Notable in support are Rebecca Lock and Annabel Leveton, playing respectively a young virginal girl and an elderly but still libidinous lady, both delightfully dotty consorts of the Countess, who when the plot becomes almost too thin to discern, allow their caricatures to provide gently humoured relief. Stuart Matthew Price and Katy Treharne bring youthful vocal excellence to the show in a love interest between their two minor characters, of little relevance to the plot other than suggesting the world's promising future.
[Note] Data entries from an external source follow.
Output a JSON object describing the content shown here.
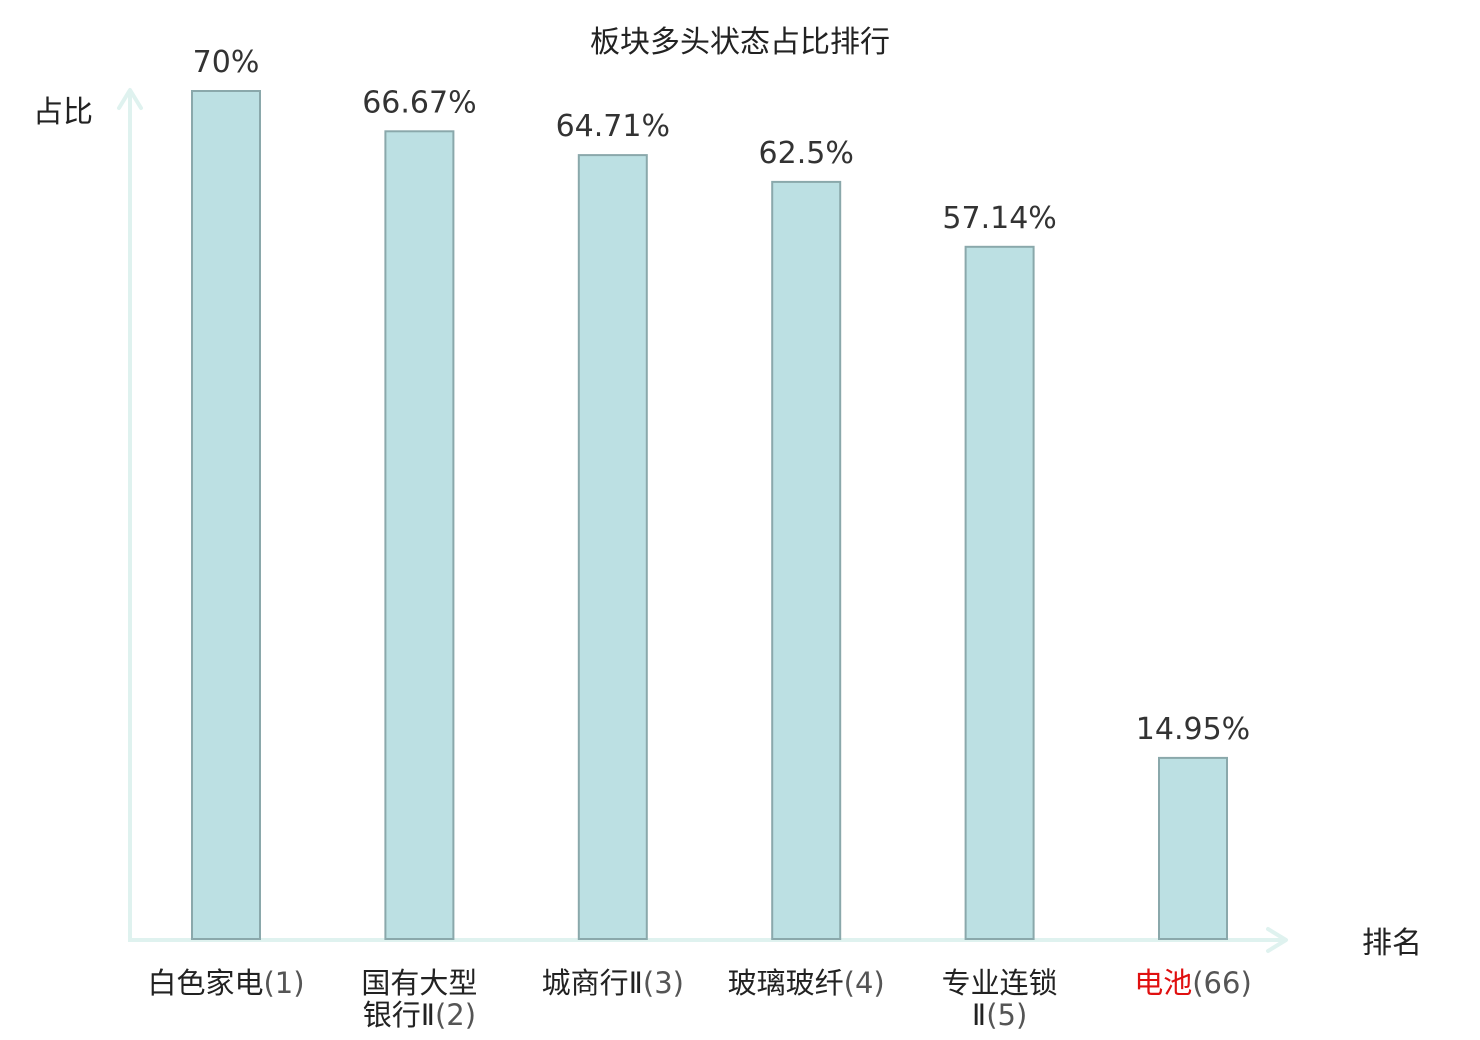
{
  "chart_data": {
    "type": "bar",
    "title": "板块多头状态占比排行",
    "ylabel": "占比",
    "xlabel": "排名",
    "ylim": [
      0,
      70
    ],
    "grid": false,
    "legend": "none",
    "categories": [
      {
        "lines": [
          {
            "name": "白色家电",
            "rank": "(1)"
          }
        ]
      },
      {
        "lines": [
          {
            "name": "国有大型",
            "rank": ""
          },
          {
            "name": "银行Ⅱ",
            "rank": "(2)"
          }
        ]
      },
      {
        "lines": [
          {
            "name": "城商行Ⅱ",
            "rank": "(3)"
          }
        ]
      },
      {
        "lines": [
          {
            "name": "玻璃玻纤",
            "rank": "(4)"
          }
        ]
      },
      {
        "lines": [
          {
            "name": "专业连锁",
            "rank": ""
          },
          {
            "name": "Ⅱ",
            "rank": "(5)"
          }
        ]
      },
      {
        "lines": [
          {
            "name": "电池",
            "rank": "(66)"
          }
        ],
        "highlight": true
      }
    ],
    "values": [
      70,
      66.67,
      64.71,
      62.5,
      57.14,
      14.95
    ],
    "value_labels": [
      "70%",
      "66.67%",
      "64.71%",
      "62.5%",
      "57.14%",
      "14.95%"
    ],
    "colors": {
      "bar_fill": "#bce0e3",
      "bar_stroke": "#8aa8ab",
      "axis": "#dff2ef",
      "highlight_text": "#e01010"
    }
  }
}
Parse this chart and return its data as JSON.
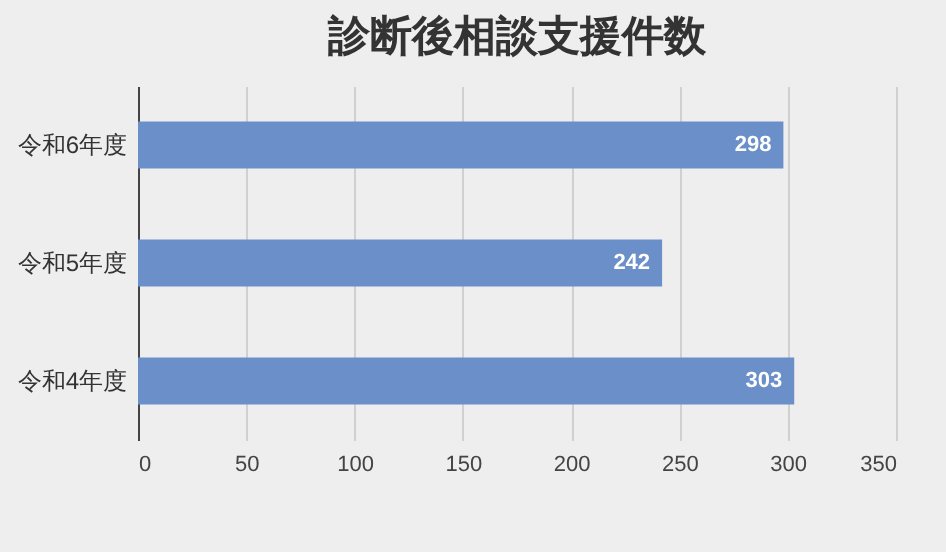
{
  "chart_data": {
    "type": "bar",
    "orientation": "horizontal",
    "title": "診断後相談支援件数",
    "categories": [
      "令和6年度",
      "令和5年度",
      "令和4年度"
    ],
    "values": [
      298,
      242,
      303
    ],
    "color": "#6a8fc9",
    "xlim": [
      0,
      350
    ],
    "xticks": [
      0,
      50,
      100,
      150,
      200,
      250,
      300,
      350
    ],
    "grid": "x",
    "data_labels": true
  }
}
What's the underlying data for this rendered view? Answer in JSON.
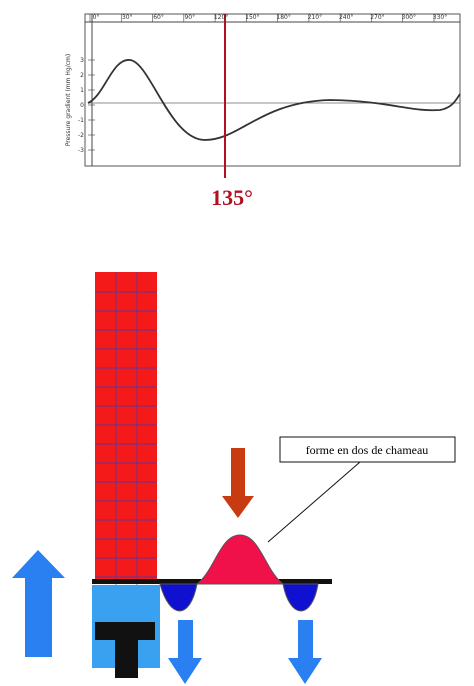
{
  "graph": {
    "x_labels": [
      "0°",
      "30°",
      "60°",
      "90°",
      "120°",
      "150°",
      "180°",
      "210°",
      "240°",
      "270°",
      "300°",
      "330°"
    ],
    "y_labels": [
      "3",
      "2",
      "1",
      "0",
      "-1",
      "-2",
      "-3"
    ],
    "y_axis_label": "Pressure gradient (mm Hg/cm)",
    "marker": "135°"
  },
  "callout": "forme en dos de chameau"
}
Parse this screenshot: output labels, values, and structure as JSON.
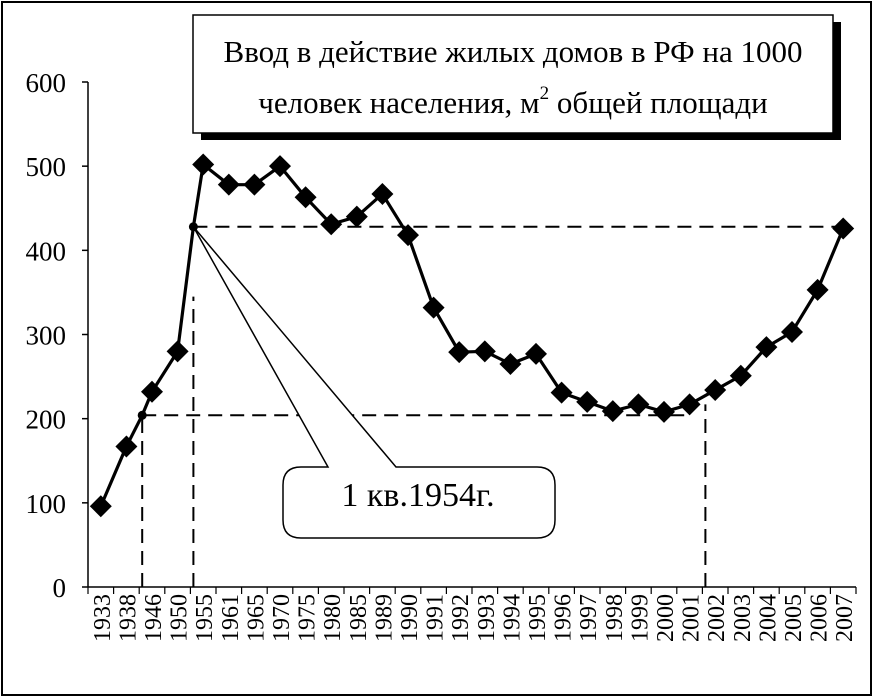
{
  "chart_data": {
    "type": "line",
    "title_line1": "Ввод в действие жилых домов в РФ на 1000",
    "title_line2_a": "человек населения, м",
    "title_line2_sup": "2",
    "title_line2_b": " общей площади",
    "ylim": [
      0,
      600
    ],
    "yticks": [
      "0",
      "100",
      "200",
      "300",
      "400",
      "500",
      "600"
    ],
    "categories": [
      "1933",
      "1938",
      "1946",
      "1950",
      "1955",
      "1961",
      "1965",
      "1970",
      "1975",
      "1980",
      "1985",
      "1989",
      "1990",
      "1991",
      "1992",
      "1993",
      "1994",
      "1995",
      "1996",
      "1997",
      "1998",
      "1999",
      "2000",
      "2001",
      "2002",
      "2003",
      "2004",
      "2005",
      "2006",
      "2007"
    ],
    "values": [
      96,
      167,
      232,
      280,
      502,
      478,
      478,
      500,
      463,
      431,
      440,
      467,
      418,
      332,
      279,
      280,
      265,
      277,
      231,
      220,
      209,
      217,
      208,
      217,
      234,
      251,
      285,
      303,
      353,
      426
    ],
    "extra_points": [
      {
        "after_category": "1938",
        "value": 204
      },
      {
        "after_category": "1950",
        "value": 428
      }
    ],
    "reference_lines": [
      {
        "kind": "h",
        "value": 204,
        "from_category": "1938",
        "to_category": "2001"
      },
      {
        "kind": "h",
        "value": 428,
        "from_category": "1950",
        "to_category": "2007"
      },
      {
        "kind": "v",
        "category": "1938",
        "from_value": 0,
        "to_value": 204
      },
      {
        "kind": "v",
        "category": "1950",
        "from_value": 0,
        "to_value": 345
      },
      {
        "kind": "v",
        "category": "2001",
        "from_value": 0,
        "to_value": 217
      }
    ],
    "annotation": "1 кв.1954г.",
    "grid": false,
    "legend": "none"
  }
}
Whilst the show’s structure is dated, its heart still speaks loudly. One only has to read today of corporate fraud tainting our food chain with horsemeat, to know that some aspects of big business remain exploitative and ugly. The scenario that this fable presents of a humble Sewerman, one who deals with daily detritus, being wiser than the bankers’ besuited buffoons whom the Countess ultimately invites to descend to their grisly doom, speaks to us much as a fairy tale of wishes. Dear World is a cri de coeur to mend this fractured planet and whilst its arguments may be simplistic and a little far fetched, if one can suspend cynicism as well as disbelief then the performances on stage will capture the simple light-hearted and frothy elegance of a show not often seen.